Muslims make up about 9 percent of Sri Lanka’s population, making them the third largest group after Sinhalese Buddhists and Tamils. During the long civil war that pitted Buddhists against Tamils, Muslims kept a low profile. Four years after the end of the war, they are now being targeted by increasingly vocal Buddhist hardliners, who call for their followers to boycott Muslim-owned businesses and recently pressured the government into getting rid of “halal” labels on food.
The most prominent of these emerging hard-line Buddhist organisations is Bodu Bala Sena (BBS), which translates to “Buddhist Power Force”. On Friday, it issued a statement saying that it had nothing to do with the attack against Fashion Bug’s warehouse. During a massive rally two weeks ago, BBS’s general secretary accused Fashion Bug, as well as another Muslim-owned clothing chain called No Limit, of forcibly converting Buddhist employees, and alleged that “harems [of Buddhist female employees] are being created” by Muslim store managers. Galabodaaththe Gnanasara also said: “We are not asking anyone to go and stone these places and attack them. […] Let’s solve this through discussion.”
“People in the crowd tried to grab my mobile phone to stop me from filming”
Azzam Ameen is a journalist in Colombo. He lives near the Fashion Bug warehouse, and arrived on the scene shortly after the mob started attacking it.
There was a crowd of about 500 people, led by about a dozen monks. They were throwing stones at the glass building, sending glass shattering. Clothes from inside the building had already been strewn all over the street. About 25 to 30 policemen were on the scene, but were clearly overwhelmed.

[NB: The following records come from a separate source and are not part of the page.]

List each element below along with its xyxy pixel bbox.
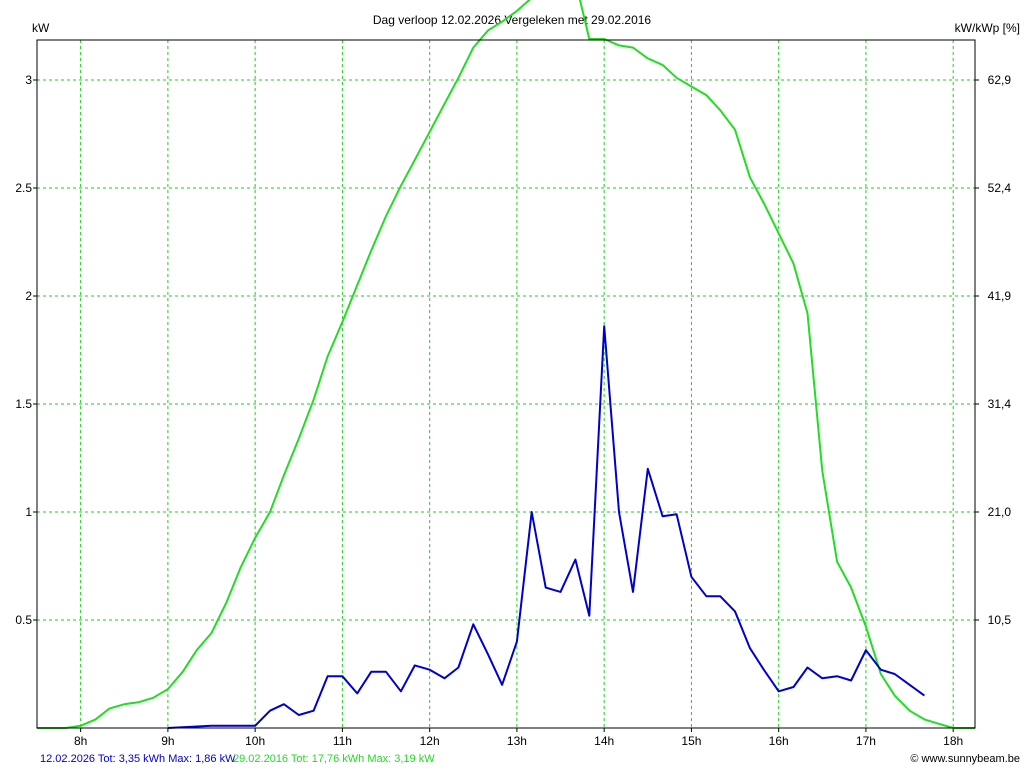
- x-tick-label: 8h: [74, 734, 87, 748]
- x-tick-label: 13h: [507, 734, 527, 748]
- plot-area-frame: [36, 39, 976, 729]
- y-left-tick-label: 2.5: [15, 181, 32, 195]
- series-line-1: [167, 325, 925, 729]
- x-tick-label: 15h: [681, 734, 701, 748]
- x-axis: 8h 9h 10h 11h 12h 13h 14h 15h 16h 17h 18h: [74, 728, 963, 748]
- x-tick-label: 11h: [333, 734, 352, 748]
- x-tick-label: 10h: [245, 734, 265, 748]
- y-right-tick-label: 52,4: [988, 181, 1012, 195]
- y-axis-right: 10,5 21,0 31,4 41,9 52,4 62,9: [975, 73, 1011, 627]
- legend-series-2: 29.02.2016 Tot: 17,76 kWh Max: 3,19 kW: [233, 753, 435, 765]
- x-tick-label: 18h: [943, 734, 963, 748]
- series-layer: [37, 0, 975, 729]
- legend-series-1: 12.02.2026 Tot: 3,35 kWh Max: 1,86 kW: [40, 753, 236, 765]
- y-left-tick-label: 2: [25, 289, 32, 303]
- x-tick-label: 17h: [856, 734, 876, 748]
- chart-title: Dag verloop 12.02.2026 Vergeleken met 29…: [373, 13, 652, 27]
- y-axis-left-label: kW: [32, 21, 50, 35]
- y-right-tick-label: 41,9: [988, 289, 1012, 303]
- y-right-tick-label: 21,0: [988, 505, 1012, 519]
- y-right-tick-label: 62,9: [988, 73, 1012, 87]
- x-tick-label: 16h: [769, 734, 789, 748]
- series-line-2: [37, 0, 975, 729]
- y-axis-left: 0.5 1 1.5 2 2.5 3: [15, 73, 37, 627]
- y-left-tick-label: 0.5: [15, 613, 32, 627]
- y-right-tick-label: 10,5: [988, 613, 1012, 627]
- credit-text: © www.sunnybeam.be: [910, 753, 1020, 765]
- x-tick-label: 9h: [161, 734, 174, 748]
- y-left-tick-label: 1: [25, 505, 32, 519]
- y-right-tick-label: 31,4: [988, 397, 1012, 411]
- y-left-tick-label: 3: [25, 73, 32, 87]
- x-tick-label: 12h: [420, 734, 440, 748]
- y-axis-right-label: kW/kWp [%]: [955, 21, 1020, 35]
- grid: [37, 40, 975, 728]
- x-tick-label: 14h: [594, 734, 614, 748]
- y-left-tick-label: 1.5: [15, 397, 32, 411]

Most of the crowd was made up of young men, in their early twenties or even younger. Many of them were shouting epithets against Muslims. I asked one guy why he was there – he said that a Buddhist girl had been raped by a Muslim man, that she was inside the building and that the police wouldn’t rescue her. [This did not turn out to be true.]
“I don’t know where the attackers got all these large stones from”

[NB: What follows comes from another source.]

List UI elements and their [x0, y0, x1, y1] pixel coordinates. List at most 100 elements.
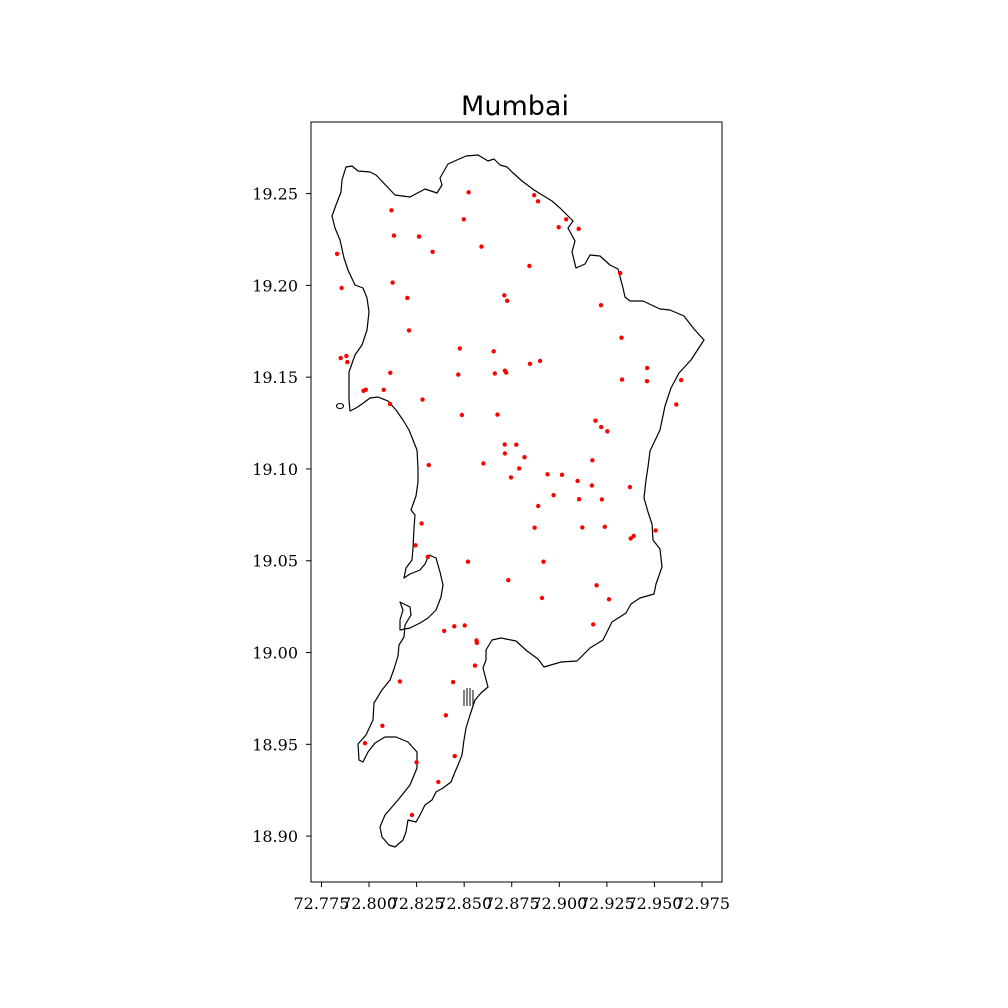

I took out my phone to film the scene, but people yelled at me and tried to grab my phone. Camera crews soon arrived; monks tried to stop them, but they managed to get into the building to film the damage. However, when they came back out, people threw stones at them. I don’t know where they got all these stones – they were rather large. I took one of the injured cameramen to the hospital; he had to get three stitches. A man I met there, who had also been injured, told me that the crowd had first attacked a Muslim-owned shop not far from the warehouse, right next to his house; mistaking him as being Muslim, they threw stones at him, too.